Un impact important est attendu en particulier en ce qui concerne l’accès aux études scientifiques, et notamment les orientations vers les mentions de licence au sein des Facultés scientifiques. En effet, les programmes de licences scientifiques sont conçus, dès la première année, en se basant sur les compétences acquises par les élèves de terminale S. Ces compétences sont communes à la plupart des élèves pour ce qui concerne les mathématiques, la physique-chimie et les SVT, disciplines qui constituent le tronc de leur formation. La réforme conduit donc à une remise en cause majeure de ce tronc commun, et conduira à des profils plus diversifiés.

Même si des évolutions sensibles sont à prévoir – et parfois déjà en œuvre – dans l’organisation des études supérieures, nous souhaitons apporter dès maintenant un message qui soit le plus clair possible aux enseignants du secondaire, aux lycéens et à leurs familles dans le choix des spécialités. Notre volonté est que les choix des lycéens soient le plus en phase possible avec les attendus nationaux dans les filières universitaires qu’ils envisagent, afin de faciliter leur accès et leur réussite dans nos mentions.

De la même façon que ces attendus nationaux sont déclinés au sein des universités, les recommandations que nous faisons ici ont vocation à être reprises et précisées localement : nous invitons donc les lycéens de seconde à utiliser tous les outils et temps d’information mis à leur disposition pour se renseigner auprès des établissements visés.

Vue synthétique concernant l’année de première

Nous proposons le tableau synthétique suivant pouvant servir de guide, et qui permet dans certains cas une ouverture vers des enseignements scientifiques ou non.

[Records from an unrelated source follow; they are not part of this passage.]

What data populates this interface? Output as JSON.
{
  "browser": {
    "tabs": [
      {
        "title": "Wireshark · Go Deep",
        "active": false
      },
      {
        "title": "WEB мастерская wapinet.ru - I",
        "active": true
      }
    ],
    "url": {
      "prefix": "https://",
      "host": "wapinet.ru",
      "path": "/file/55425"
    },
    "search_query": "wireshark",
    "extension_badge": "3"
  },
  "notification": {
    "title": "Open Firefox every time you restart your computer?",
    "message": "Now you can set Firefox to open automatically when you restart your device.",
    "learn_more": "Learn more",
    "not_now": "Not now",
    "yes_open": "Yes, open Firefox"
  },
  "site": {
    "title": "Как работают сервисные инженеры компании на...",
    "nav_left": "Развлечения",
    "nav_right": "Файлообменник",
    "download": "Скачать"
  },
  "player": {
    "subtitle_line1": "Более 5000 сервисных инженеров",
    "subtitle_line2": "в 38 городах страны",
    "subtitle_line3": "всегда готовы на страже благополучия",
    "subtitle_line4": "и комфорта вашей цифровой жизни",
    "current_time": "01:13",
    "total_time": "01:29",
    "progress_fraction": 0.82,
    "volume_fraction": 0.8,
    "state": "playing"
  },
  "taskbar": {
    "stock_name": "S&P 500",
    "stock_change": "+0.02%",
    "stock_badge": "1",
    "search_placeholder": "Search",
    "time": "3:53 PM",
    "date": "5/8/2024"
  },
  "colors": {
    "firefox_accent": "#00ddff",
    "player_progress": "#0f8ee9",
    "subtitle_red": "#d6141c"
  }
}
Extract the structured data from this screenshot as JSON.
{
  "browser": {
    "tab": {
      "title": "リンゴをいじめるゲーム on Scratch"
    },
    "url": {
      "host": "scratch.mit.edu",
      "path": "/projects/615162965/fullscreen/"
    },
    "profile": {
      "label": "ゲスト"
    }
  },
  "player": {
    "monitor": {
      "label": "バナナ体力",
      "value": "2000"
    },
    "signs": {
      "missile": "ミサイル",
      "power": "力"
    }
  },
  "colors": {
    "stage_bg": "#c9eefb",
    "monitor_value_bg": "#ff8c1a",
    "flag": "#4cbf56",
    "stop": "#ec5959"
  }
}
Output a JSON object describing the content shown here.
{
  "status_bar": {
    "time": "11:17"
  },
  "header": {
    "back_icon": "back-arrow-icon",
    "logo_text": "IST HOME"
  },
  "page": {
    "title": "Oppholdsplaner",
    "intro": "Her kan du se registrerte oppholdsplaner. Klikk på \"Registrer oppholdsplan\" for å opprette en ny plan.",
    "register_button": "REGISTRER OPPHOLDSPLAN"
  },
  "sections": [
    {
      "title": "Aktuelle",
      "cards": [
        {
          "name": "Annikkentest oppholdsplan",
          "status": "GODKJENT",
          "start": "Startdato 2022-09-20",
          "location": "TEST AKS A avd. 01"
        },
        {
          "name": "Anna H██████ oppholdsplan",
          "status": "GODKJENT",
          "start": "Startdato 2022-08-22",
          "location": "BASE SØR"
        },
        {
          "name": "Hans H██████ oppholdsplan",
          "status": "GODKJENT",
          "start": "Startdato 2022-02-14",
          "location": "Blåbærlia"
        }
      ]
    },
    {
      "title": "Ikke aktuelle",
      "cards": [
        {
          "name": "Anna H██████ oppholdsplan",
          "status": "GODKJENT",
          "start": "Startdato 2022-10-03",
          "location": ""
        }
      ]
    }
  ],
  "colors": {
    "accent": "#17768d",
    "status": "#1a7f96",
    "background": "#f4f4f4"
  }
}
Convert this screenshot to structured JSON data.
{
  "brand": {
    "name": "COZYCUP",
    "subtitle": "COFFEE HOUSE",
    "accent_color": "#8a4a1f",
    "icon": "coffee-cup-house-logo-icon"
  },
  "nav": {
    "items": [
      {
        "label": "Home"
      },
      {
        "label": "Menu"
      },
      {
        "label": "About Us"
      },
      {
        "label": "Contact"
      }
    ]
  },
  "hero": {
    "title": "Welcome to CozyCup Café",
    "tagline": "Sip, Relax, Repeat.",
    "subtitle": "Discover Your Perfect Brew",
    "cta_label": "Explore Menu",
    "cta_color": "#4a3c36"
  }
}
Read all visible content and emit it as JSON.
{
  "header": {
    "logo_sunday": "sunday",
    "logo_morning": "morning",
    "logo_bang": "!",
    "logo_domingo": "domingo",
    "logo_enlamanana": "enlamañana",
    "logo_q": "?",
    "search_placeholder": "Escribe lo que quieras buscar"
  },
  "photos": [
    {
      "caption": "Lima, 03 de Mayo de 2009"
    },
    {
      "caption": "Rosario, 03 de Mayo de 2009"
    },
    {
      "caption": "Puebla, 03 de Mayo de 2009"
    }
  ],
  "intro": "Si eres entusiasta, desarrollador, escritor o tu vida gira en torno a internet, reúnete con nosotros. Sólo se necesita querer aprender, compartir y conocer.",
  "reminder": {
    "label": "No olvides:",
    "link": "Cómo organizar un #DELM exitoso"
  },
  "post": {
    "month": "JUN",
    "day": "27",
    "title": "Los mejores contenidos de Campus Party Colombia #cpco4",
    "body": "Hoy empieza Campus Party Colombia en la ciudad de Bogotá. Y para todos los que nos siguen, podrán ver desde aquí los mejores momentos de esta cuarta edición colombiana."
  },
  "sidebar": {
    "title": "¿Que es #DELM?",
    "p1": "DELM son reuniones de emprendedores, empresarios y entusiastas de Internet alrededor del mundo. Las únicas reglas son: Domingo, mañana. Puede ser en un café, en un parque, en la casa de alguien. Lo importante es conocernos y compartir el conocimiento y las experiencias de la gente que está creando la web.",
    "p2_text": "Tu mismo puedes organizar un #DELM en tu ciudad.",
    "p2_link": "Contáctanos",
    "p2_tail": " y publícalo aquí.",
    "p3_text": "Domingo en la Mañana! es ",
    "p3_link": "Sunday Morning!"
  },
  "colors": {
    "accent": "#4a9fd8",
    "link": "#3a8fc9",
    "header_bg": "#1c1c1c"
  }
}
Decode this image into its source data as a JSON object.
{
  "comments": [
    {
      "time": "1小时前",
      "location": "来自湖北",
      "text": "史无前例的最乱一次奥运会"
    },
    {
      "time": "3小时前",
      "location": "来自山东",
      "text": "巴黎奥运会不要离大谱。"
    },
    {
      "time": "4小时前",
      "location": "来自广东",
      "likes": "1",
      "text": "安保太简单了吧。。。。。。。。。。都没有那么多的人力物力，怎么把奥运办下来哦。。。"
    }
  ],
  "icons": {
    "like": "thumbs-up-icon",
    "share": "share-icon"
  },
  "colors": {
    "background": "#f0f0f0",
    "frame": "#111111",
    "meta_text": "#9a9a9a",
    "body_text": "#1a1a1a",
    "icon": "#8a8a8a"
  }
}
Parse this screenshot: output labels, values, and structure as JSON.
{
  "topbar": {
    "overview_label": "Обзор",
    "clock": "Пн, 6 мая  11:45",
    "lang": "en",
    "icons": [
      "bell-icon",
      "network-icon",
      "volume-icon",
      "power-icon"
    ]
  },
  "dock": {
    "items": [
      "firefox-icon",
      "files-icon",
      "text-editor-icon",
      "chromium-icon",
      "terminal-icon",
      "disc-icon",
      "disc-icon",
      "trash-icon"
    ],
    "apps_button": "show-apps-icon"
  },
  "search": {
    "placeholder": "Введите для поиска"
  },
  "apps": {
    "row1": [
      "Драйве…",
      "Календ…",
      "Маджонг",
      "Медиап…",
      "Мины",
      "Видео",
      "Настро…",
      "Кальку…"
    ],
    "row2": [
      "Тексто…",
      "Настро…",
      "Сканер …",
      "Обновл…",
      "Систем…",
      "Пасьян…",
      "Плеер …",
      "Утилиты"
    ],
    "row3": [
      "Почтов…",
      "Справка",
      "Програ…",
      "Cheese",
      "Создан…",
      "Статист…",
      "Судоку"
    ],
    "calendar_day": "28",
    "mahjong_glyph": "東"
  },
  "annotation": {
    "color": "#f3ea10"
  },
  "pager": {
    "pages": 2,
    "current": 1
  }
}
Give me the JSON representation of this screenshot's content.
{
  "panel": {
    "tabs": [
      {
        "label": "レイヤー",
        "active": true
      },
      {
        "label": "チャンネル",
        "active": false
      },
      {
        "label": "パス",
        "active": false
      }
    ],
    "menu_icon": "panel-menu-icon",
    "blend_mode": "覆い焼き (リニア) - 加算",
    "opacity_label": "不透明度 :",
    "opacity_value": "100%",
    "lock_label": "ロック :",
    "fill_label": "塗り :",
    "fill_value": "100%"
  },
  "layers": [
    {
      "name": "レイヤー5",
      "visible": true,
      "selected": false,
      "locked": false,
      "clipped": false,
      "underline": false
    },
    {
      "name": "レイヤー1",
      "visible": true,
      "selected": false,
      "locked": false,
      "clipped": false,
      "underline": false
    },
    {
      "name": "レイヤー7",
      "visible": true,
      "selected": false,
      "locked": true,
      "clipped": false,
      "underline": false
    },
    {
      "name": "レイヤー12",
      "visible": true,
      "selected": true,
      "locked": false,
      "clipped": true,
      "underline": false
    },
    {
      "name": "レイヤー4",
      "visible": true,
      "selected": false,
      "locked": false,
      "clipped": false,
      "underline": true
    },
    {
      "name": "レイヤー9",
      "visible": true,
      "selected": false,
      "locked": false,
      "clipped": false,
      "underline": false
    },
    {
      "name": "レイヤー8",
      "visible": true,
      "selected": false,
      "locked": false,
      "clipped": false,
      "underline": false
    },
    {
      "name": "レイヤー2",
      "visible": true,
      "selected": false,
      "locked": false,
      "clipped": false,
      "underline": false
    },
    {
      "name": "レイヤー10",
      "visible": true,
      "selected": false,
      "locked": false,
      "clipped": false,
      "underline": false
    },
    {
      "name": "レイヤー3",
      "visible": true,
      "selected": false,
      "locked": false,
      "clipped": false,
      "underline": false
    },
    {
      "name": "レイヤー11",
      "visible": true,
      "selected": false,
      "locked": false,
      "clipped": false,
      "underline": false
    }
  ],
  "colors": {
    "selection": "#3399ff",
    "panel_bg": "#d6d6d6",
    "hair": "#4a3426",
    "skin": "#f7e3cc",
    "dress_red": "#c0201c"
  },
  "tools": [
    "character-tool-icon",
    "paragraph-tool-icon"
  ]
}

En gras apparaissent les recommandations fortes ; en italique les conseils et suggestions, parmi lesquelles le lycéen peut faire son choix en fonction de ses projets afin de favoriser sa réussite.

Liste des mentions de Licence

Recommandations en première

Sciences de la Vie, Sciences de la Vie et de la Terre, Sciences de la Terre

Mathématiques ; SVT ; Physique-Chimie

Mathématiques, Informatique, MIASHS

Mathématiques

Numérique et Sciences Informatiques ; Sciences de l’Ingénieur ; Ouverture

Physique, Chimie, Physique-chimie, Mécanique, EEA

Mathématiques ; Physique-Chimie

Ouverture

Génie Civil, Sciences de l’ingénieur

Mathématiques ; Physique-Chimie

Sciences de l’Ingénieur ; Ouverture

Sciences et technologies

Mathématiques

Voir selon les universités les spécificités locales

La place des mathématiques

En premier lieu, nous rappelons la place particulière des mathématiques, qui fournissent un ensemble d’outils, de modes de raisonnements et de compétences transversales à l’ensemble des champs scientifiques. C’est pourquoi nous recommandons fortement à tous les lycéens qui envisagent des études scientifiques de choisir l’option “mathématiques” pour l’année de première. Ensuite, la conservation des mathématiques en terminale sera recommandée pour toutes les mentions de licence scientifiques. Il pourra être envisagé, uniquement pour les études de SVT (Sciences de la Vie et de la Terre), SV (Sciences de la Vie) et ST (Sciences de la Terre), de prendre la spécialité de mathématiques uniquement en première. Toutefois, il est recommandé de bien se renseigner à l’occasion des différents forums ou journées portes ouvertes avant d’envisager l’abandon de la spécialité “mathématiques” en terminale ; et dans ce cas de suivre à la place l’option « mathématiques complémentaires ».

Les autres spécialités scientifiques communes à la plupart des lycées

Ensuite, le choix d’une deuxième spécialité scientifique parmi les plus communes, à savoir “physique-chimie” ou “sciences de la vie et de la terre”, sera fonction de la ou des mentions envisagées en licence : spécialité physique-chimie pour les mentions de physique, chimie, électronique, mécanique, génie civil ou sciences pour l’ingénieur ; spécialité SVT pour les mentions SVT et SV. Pour la mention ST, les spécialités SVT ou Physique-chimie peuvent être recommandées. En cas d’incertitude sur la nature précise des études scientifiques envisagées, nous recommandons aux lycéens de choisir un “trinôme” de spécialités scientifiques en première (mathématiques, physique-chimie, SVT) et d’affiner ce choix en terminale. La mention de Licence « Sciences et technologies » étant ouverte sur un spectre large selon les universités, il convient de prendre les renseignements en local.

Les spécialités plus rares

Concernant les spécialités scientifiques plus “rares”, la spécialité “numérique et sciences informatiques” pourra avantageusement compléter la spécialité “mathématiques” pour une orientation vers les études d’informatique ou de mathématiques ; sans toutefois être considérée comme requise dans l’état actuel des choses. Pour une orientation en mécanique, génie-civil, sciences de l’ingénieur ou en EEA (Electronique, Energie électrique, Automatique), la spécialité “Sciences de l’Ingénieur” pourra compléter la formation en première ; toutefois il est conseillé dans ce cas de conserver au niveau de la terminale les spécialités « mathématiques » et « physique-chimie ».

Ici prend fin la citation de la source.